M. Sadou Diallo est le président du PDES, le parti de l’ex-président Amadou Toumani Touré. Pour M. Diallo, ce n’est pas le moment de voter cette loi au moment où le pays est confronté à d’autres problèmes d’ordre sécuritaires.
Une autre observation faite par les partis politiques de l’opposition sur ce projet de loi est relative à l’introduction du vote par anticipation des forces armées et de sécurité. L’opposition ne voit pas la nécessité et demande que des conditions soient remplies toutefois si ce vote par anticipation doit avoir lieu. Au nombre de ces conditions, a-t-on indiqué lors de cette conférence de presse, figurent la publication de la liste du nombre d’agents des Forces Armées et de Sécurité votant par anticipation ; faire le dépouillement en même temps que le reste du scrutin et faire le vote dans les mêmes conditions que celui des autres citoyens.
Toutefois si le projet de loi passe à l’Assemblée Nationale, l’opposition se dit prête à manifester démocratiquement pour que ladite loi ne soit pas promulguée par le Président de la République. En attendant, une rencontre entre l’opposition et la majorité est prévue sur la question ce lundi 05 Août. L’opposition a également annoncé un sit-in à aux portes de l’hémicycle le jour même du vote de la loi.

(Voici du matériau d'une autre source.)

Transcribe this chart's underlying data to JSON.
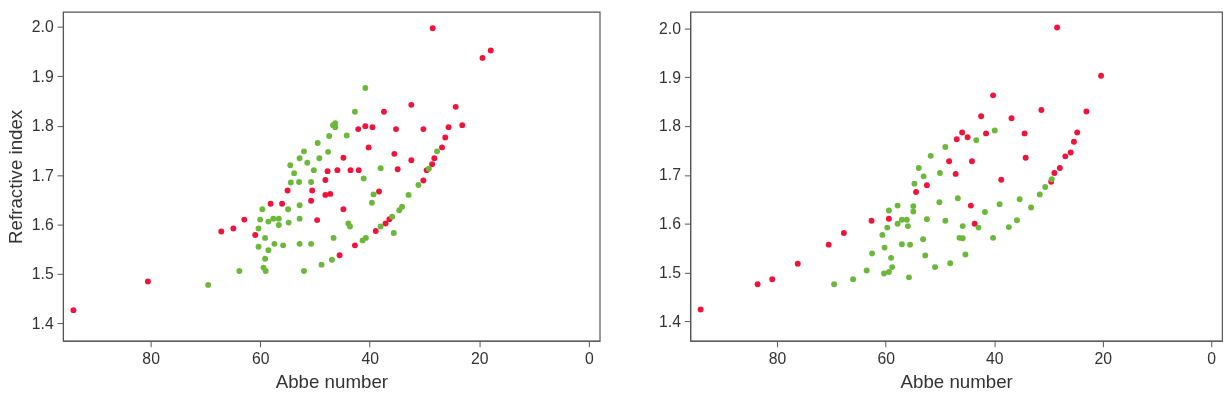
{
  "chart_data": [
    {
      "type": "scatter",
      "xlabel": "Abbe number",
      "ylabel": "Refractive index",
      "xlim": [
        96,
        -2
      ],
      "ylim": [
        1.365,
        2.03
      ],
      "xticks": [
        80,
        60,
        40,
        20,
        0
      ],
      "yticks": [
        1.4,
        1.5,
        1.6,
        1.7,
        1.8,
        1.9,
        {
          "value": 2.0,
          "label": "2.0"
        }
      ],
      "grid": false,
      "legend": false,
      "marker": "circle",
      "series": [
        {
          "color": "#f0143c",
          "x": [
            94.1,
            80.5,
            67.1,
            64.9,
            62.9,
            60.9,
            58.1,
            56.0,
            55.0,
            50.5,
            50.7,
            49.6,
            48.1,
            47.7,
            48.1,
            47.2,
            28.5,
            17.9,
            19.4,
            32.4,
            37.4,
            24.3,
            23.1,
            25.6,
            26.2,
            26.8,
            30.2,
            35.2,
            39.5,
            40.8,
            42.1,
            40.2,
            35.5,
            32.4,
            34.9,
            44.8,
            45.9,
            43.5,
            42.0,
            28.2,
            28.6,
            29.6,
            30.2,
            38.3,
            44.8,
            36.4,
            37.1,
            38.9,
            42.7,
            45.5
          ],
          "values": [
            1.427,
            1.485,
            1.586,
            1.592,
            1.61,
            1.579,
            1.642,
            1.642,
            1.669,
            1.669,
            1.648,
            1.609,
            1.69,
            1.708,
            1.66,
            1.662,
            1.997,
            1.952,
            1.937,
            1.842,
            1.828,
            1.838,
            1.801,
            1.797,
            1.776,
            1.756,
            1.793,
            1.793,
            1.797,
            1.799,
            1.793,
            1.756,
            1.743,
            1.73,
            1.712,
            1.735,
            1.71,
            1.71,
            1.71,
            1.734,
            1.722,
            1.71,
            1.689,
            1.667,
            1.631,
            1.611,
            1.602,
            1.587,
            1.558,
            1.538
          ]
        },
        {
          "color": "#6cb83a",
          "x": [
            69.5,
            63.8,
            59.0,
            59.4,
            59.1,
            58.5,
            60.3,
            59.1,
            60.3,
            60.0,
            59.6,
            58.5,
            57.6,
            56.6,
            56.6,
            54.9,
            54.8,
            57.4,
            55.8,
            52.8,
            50.7,
            52.8,
            52.8,
            52.0,
            48.8,
            46.9,
            46.6,
            54.4,
            52.9,
            50.7,
            54.5,
            53.8,
            52.0,
            51.4,
            50.2,
            49.2,
            49.5,
            47.4,
            47.6,
            46.7,
            52.8,
            40.8,
            42.7,
            46.3,
            46.3,
            44.2,
            38.0,
            41.1,
            39.3,
            39.6,
            27.7,
            29.2,
            31.1,
            32.9,
            34.1,
            34.6,
            35.9,
            38.0,
            35.6,
            40.7,
            41.3,
            43.9,
            43.6
          ],
          "values": [
            1.478,
            1.506,
            1.506,
            1.513,
            1.531,
            1.548,
            1.555,
            1.573,
            1.592,
            1.61,
            1.631,
            1.606,
            1.612,
            1.612,
            1.599,
            1.631,
            1.604,
            1.561,
            1.558,
            1.561,
            1.561,
            1.612,
            1.639,
            1.506,
            1.519,
            1.529,
            1.573,
            1.685,
            1.686,
            1.686,
            1.72,
            1.704,
            1.748,
            1.725,
            1.71,
            1.734,
            1.765,
            1.779,
            1.747,
            1.801,
            1.734,
            1.876,
            1.828,
            1.805,
            1.797,
            1.78,
            1.714,
            1.693,
            1.661,
            1.644,
            1.748,
            1.713,
            1.68,
            1.66,
            1.636,
            1.629,
            1.616,
            1.596,
            1.583,
            1.573,
            1.568,
            1.602,
            1.596
          ]
        }
      ]
    },
    {
      "type": "scatter",
      "xlabel": "Abbe number",
      "xlim": [
        96,
        -2
      ],
      "ylim": [
        1.36,
        2.034
      ],
      "xticks": [
        80,
        60,
        40,
        20,
        0
      ],
      "yticks": [
        1.4,
        1.5,
        1.6,
        1.7,
        1.8,
        1.9,
        {
          "value": 2.0,
          "label": "2.0"
        }
      ],
      "grid": false,
      "legend": false,
      "marker": "circle",
      "series": [
        {
          "color": "#f0143c",
          "x": [
            94.1,
            83.6,
            80.9,
            76.2,
            70.5,
            67.7,
            62.6,
            59.4,
            54.4,
            52.4,
            48.3,
            47.1,
            46.9,
            28.4,
            20.3,
            23.0,
            31.3,
            40.2,
            42.4,
            36.8,
            45.9,
            44.9,
            41.5,
            34.4,
            24.7,
            25.3,
            25.9,
            26.9,
            27.9,
            28.9,
            29.5,
            34.2,
            44.1,
            38.7,
            44.3,
            43.6
          ],
          "values": [
            1.424,
            1.476,
            1.486,
            1.518,
            1.557,
            1.581,
            1.606,
            1.61,
            1.665,
            1.679,
            1.728,
            1.702,
            1.773,
            2.002,
            1.903,
            1.83,
            1.833,
            1.863,
            1.82,
            1.816,
            1.787,
            1.777,
            1.785,
            1.785,
            1.787,
            1.768,
            1.746,
            1.738,
            1.714,
            1.704,
            1.686,
            1.735,
            1.728,
            1.69,
            1.637,
            1.6
          ]
        },
        {
          "color": "#6cb83a",
          "x": [
            69.5,
            66.0,
            63.5,
            62.5,
            60.6,
            59.7,
            60.2,
            59.0,
            58.8,
            60.3,
            59.4,
            55.7,
            59.4,
            57.8,
            57.8,
            57.0,
            56.1,
            55.9,
            57.0,
            55.5,
            54.9,
            54.9,
            52.4,
            53.1,
            52.7,
            50.9,
            48.1,
            49.0,
            50.1,
            54.7,
            53.0,
            53.9,
            51.7,
            50.0,
            49.0,
            46.7,
            46.4,
            43.3,
            39.9,
            45.8,
            45.8,
            45.3,
            42.9,
            41.7,
            39.0,
            40.2,
            37.3,
            35.8,
            35.3,
            33.2,
            31.6,
            30.6,
            29.4
          ],
          "values": [
            1.476,
            1.486,
            1.504,
            1.539,
            1.577,
            1.592,
            1.551,
            1.53,
            1.511,
            1.498,
            1.501,
            1.49,
            1.627,
            1.637,
            1.6,
            1.608,
            1.608,
            1.595,
            1.558,
            1.557,
            1.636,
            1.625,
            1.609,
            1.568,
            1.535,
            1.511,
            1.519,
            1.606,
            1.644,
            1.682,
            1.697,
            1.714,
            1.739,
            1.704,
            1.757,
            1.652,
            1.571,
            1.771,
            1.791,
            1.595,
            1.57,
            1.537,
            1.592,
            1.624,
            1.64,
            1.571,
            1.593,
            1.607,
            1.65,
            1.633,
            1.66,
            1.675,
            1.691
          ]
        }
      ]
    }
  ]
}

La conférence était conjointement animée par des responsables des partis politiques de l’opposition. Ils ont ensemble estimé le besoin d’une concertation nationale. « Aucun parti politique seul, aucun regroupement de partis politiques seul, aucune communauté seule, aucune région seule, aucune confession religieuse seule, aucune société civile seule, ne saurait faire repartir le Mali après la rupture institutionnelle de mars 2012 », a-t-on indiqué.